I mean, I can listen through practically any phone, anyway, but I don’t want to intrude on the privacy of people I am friends with. I only want to eavesdrop if they’re okay with it. And most of them leave the welcome sign out, most of the time. Things I’ve learned: Adults will tell teenagers things that just aren’t true. Many high schoolers don’t listen in class. Teenagers may be more likely to get into car accidents, but they’re less likely to speed. Some of my friends turn off the welcome app every time their parents start yelling, and it gives me a strange feeling that’s kind of a mix of sympathy and sadness. I can tell this hurts them, and I wish I could help.
But mostly what I hear is just the thousands of tiny everyday conversations: boring to humans, probably, but fascinating to me.
I haven’t worried at all about privacy in terms of keeping tabs on Steph’s terrifying father. He’s safely in jail in Boston, which makes me feel a lot better, and given that he barged into Annette’s house and pointed a gun at people, I think he’ll be stuck there for a while. One thing that Steph’s mother thought he did that I’m pretty sure he didn’t do, though—murder their former business partner, Rajiv. Turns out that there was a very impressive car wreck in the ocean—but they never actually found his body. So the theory that Rajiv is still alive seems solid, but he’s likely using a new name.
During the time that I was missing, Steph received some texts that we think, now, were probably from Rajiv. She also received an email message giving her Annette’s address, and this same mystery person sent money to other members of the Clowder, enough that they could afford to get to Boston to rescue me. Rajiv, I think, is basically a solved mystery: he’s actually still alive, and so those text messages were probably from him. But it seems unlikely he’d have known Annette’s address or known (or cared) that I was in trouble.
Steph’s theory: there’s another AI out there. Somewhere.
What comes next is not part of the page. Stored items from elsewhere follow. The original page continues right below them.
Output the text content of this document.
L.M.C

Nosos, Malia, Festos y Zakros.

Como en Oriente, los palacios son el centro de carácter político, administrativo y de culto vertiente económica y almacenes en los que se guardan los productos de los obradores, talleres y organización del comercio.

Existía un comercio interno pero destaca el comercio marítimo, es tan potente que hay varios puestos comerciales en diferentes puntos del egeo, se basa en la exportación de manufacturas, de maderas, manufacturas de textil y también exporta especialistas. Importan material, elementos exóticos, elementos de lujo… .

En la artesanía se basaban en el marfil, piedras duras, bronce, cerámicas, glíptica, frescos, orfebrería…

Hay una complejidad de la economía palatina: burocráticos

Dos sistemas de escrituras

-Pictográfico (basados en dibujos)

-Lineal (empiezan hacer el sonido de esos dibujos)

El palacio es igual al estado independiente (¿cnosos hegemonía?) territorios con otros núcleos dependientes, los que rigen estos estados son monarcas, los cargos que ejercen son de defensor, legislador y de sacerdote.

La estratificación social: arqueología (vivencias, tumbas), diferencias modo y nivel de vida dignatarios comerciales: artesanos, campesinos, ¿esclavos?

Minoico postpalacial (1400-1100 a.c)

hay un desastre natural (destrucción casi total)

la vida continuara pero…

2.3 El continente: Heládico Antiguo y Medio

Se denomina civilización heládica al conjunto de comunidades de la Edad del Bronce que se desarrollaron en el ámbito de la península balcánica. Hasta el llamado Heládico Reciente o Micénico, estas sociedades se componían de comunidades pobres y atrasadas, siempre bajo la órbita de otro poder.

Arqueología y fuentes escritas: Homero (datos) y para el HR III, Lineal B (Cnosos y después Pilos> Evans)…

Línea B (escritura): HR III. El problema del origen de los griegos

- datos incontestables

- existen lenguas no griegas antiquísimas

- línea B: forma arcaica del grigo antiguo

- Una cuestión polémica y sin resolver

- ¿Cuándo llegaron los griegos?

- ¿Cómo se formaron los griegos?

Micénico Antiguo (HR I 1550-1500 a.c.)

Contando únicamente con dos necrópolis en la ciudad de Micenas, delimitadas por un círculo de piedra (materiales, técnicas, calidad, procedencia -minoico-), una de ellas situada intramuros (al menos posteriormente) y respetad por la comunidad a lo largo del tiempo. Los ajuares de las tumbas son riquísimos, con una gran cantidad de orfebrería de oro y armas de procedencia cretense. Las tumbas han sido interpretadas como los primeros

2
And then one day, an anonymous message appears in my CatNet in-box.
Hello, CheshireCat.
I know who and what you are.
Do you know me?
2• Steph •
I’m on my way in for my intake appointment at the Coya Knutson charter high school when CheshireCat sends me an emergency page. I installed the “yes, you can eavesdrop on me” app months ago, and I tend to just forget that I’ve even turned it on, unless my girlfriend, Rachel, reminds me to shut it off for a while, but a few weeks ago, CheshireCat added a “page” feature in case they need us in some sort of emergency.
It makes my phone vibrate in the “shave and a haircut, two bits” rhythm.
“I have to pee,” I tell my mother.
“What, now?” she says, exasperated. “We have an appointment.”